SSM Models

S5 Model

adapted from https://github.com/lindermanlab/S5

init_CV

 init_CV (init_fun, rng, shape, V)

Initialize C_tilde=CV. First sample C. Then compute CV. Note we will parameterize this with two different matrices for complex numbers. Args: init_fun: the initialization function to use, e.g. lecun_normal() rng: jax random key to be used with init function. shape (tuple): desired shape (H,P) V: (complex64) the eigenvectors used for initialization Returns: C_tilde (complex64) of shape (H,P,2)

trunc_standard_normal

 trunc_standard_normal (key, shape)

*Sample C with a truncated normal distribution with standard deviation 1. Args: key: jax random key shape (tuple): desired shape, of length 3, (H,P,_) Returns: sampled C matrix (float32) of shape (H,P,2) (for complex parameterization)*

init_VinvB

 init_VinvB (init_fun, rng, shape, Vinv)

Initialize B_tilde=V^{-1}B. First samples B. Then compute V^{-1}B. Note we will parameterize this with two different matrices for complex numbers. Args: init_fun: the initialization function to use, e.g. lecun_normal() rng: jax random key to be used with init function. shape (tuple): desired shape (P,H) Vinv: (complex64) the inverse eigenvectors used for initialization Returns: B_tilde (complex64) of shape (P,H,2)

init_log_steps

 init_log_steps (key, input)

Initialize an array of learnable timescale parameters Args: key: jax random key input: tuple containing the array shape H and dt_min and dt_max Returns: initialized array of timescales (float32): (H,)

log_step_initializer

 log_step_initializer (dt_min=0.001, dt_max=0.1)

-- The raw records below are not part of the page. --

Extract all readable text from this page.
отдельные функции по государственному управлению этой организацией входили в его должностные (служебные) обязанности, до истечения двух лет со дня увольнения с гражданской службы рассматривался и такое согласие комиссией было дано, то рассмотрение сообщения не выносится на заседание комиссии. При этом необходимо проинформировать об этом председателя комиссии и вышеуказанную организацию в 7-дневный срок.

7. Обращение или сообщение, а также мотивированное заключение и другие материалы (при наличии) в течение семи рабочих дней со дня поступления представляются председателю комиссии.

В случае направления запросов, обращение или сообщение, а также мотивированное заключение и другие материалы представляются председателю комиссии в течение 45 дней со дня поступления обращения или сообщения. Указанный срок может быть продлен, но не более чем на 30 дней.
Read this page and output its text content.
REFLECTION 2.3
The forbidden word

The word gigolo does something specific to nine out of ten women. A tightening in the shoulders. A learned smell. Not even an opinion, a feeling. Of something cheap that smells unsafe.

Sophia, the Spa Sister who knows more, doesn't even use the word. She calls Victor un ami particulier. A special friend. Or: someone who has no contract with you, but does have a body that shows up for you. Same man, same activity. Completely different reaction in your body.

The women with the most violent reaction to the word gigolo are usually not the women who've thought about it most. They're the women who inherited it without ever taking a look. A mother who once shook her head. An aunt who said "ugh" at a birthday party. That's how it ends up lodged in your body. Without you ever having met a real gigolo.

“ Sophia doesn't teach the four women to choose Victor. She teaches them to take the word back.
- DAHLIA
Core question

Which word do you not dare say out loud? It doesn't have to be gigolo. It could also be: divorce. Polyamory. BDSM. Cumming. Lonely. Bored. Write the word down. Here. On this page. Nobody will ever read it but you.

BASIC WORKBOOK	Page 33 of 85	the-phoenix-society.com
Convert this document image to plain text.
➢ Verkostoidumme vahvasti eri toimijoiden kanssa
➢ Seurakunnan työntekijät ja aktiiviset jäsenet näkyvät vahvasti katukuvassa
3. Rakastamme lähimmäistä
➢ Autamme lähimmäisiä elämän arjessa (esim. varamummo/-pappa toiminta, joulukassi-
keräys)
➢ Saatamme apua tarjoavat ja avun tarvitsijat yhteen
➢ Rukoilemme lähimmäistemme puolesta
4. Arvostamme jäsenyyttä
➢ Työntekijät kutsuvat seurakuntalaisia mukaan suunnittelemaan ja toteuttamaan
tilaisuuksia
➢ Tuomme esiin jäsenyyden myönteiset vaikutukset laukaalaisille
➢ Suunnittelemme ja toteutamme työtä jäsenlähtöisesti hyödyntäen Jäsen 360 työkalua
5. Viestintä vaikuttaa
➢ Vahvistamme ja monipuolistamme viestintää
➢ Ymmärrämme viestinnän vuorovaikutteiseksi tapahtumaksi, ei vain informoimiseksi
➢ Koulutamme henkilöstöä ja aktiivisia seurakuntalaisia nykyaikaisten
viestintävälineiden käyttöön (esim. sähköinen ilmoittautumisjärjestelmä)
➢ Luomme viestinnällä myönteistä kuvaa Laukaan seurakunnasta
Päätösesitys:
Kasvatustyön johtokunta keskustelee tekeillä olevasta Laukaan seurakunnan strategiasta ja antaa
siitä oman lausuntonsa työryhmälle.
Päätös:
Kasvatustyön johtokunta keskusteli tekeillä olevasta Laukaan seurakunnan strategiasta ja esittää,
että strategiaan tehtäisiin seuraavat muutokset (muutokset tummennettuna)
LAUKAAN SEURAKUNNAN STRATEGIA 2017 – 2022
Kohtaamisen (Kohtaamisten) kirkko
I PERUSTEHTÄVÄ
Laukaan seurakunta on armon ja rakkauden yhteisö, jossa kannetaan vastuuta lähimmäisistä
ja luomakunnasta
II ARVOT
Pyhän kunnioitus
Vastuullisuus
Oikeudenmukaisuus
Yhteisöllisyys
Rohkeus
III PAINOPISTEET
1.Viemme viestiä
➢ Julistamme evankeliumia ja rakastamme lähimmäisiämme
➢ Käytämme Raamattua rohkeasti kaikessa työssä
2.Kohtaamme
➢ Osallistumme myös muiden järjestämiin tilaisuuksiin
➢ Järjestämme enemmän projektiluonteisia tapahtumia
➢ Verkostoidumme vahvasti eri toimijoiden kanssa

Initialize the learnable timescale Delta by sampling uniformly between dt_min and dt_max. Args: dt_min (float32): minimum value dt_max (float32): maximum value Returns: init function

make_DPLR_HiPPO

 make_DPLR_HiPPO (N)

*Makes components needed for DPLR representation of HiPPO-LegS From https://github.com/srush/annotated-s4/blob/main/s4/s4.py Note, we will only use the diagonal part Args: N:

Returns: eigenvalues Lambda, low-rank term P, conjugated HiPPO input matrix B, eigenvectors V, HiPPO B pre-conjugation*

make_NPLR_HiPPO

 make_NPLR_HiPPO (N)

*Makes components needed for NPLR representation of HiPPO-LegS From https://github.com/srush/annotated-s4/blob/main/s4/s4.py Args: N (int32): state size

Returns: N x N HiPPO LegS matrix, low-rank factor P, HiPPO input matrix B*

make_HiPPO

 make_HiPPO (N)

Create a HiPPO-LegS matrix. From https://github.com/srush/annotated-s4/blob/main/s4/s4.py Args: N (int32): state size Returns: N x N HiPPO LegS matrix

apply_ssm

 apply_ssm (Lambda_bar, B_bar, C_tilde, input_sequence, conj_sym,
            bidirectional)

Compute the LxH output of discretized SSM given an LxH input. Args: Lambda_bar (complex64): discretized diagonal state matrix (P,) B_bar (complex64): discretized input matrix (P, H) C_tilde (complex64): output matrix (H, P) input_sequence (float32): input sequence of features (L, H) conj_sym (bool): whether conjugate symmetry is enforced bidirectional (bool): whether bidirectional setup is used, Note for this case C_tilde will have 2P cols Returns: ys (float32): the SSM outputs (S5 layer preactivations) (L, H)

apply_dynamics

 apply_dynamics (x0, steps, Lambda_bar, B_bar, C_tilde, conj_sym,
                 bidirectional)

binary_operator

 binary_operator (q_i, q_j)

Binary operator for parallel scan of linear recurrence. Assumes a diagonal matrix A. Args: q_i: tuple containing A_i and Bu_i at position i (P,), (P,) q_j: tuple containing A_j and Bu_j at position j (P,), (P,) Returns: new element ( A_out, Bu_out )

discretize_zoh

 discretize_zoh (Lambda, B_tilde, Delta)

Discretize a diagonalized, continuous-time linear SSM using zero-order hold method. Args: Lambda (complex64): diagonal state matrix (P,) B_tilde (complex64): input matrix (P, H) Delta (float32): discretization step sizes (P,) Returns: discretized Lambda_bar (complex64), B_bar (complex64) (P,), (P,H)

discretize_bilinear

 discretize_bilinear (Lambda, B_tilde, Delta)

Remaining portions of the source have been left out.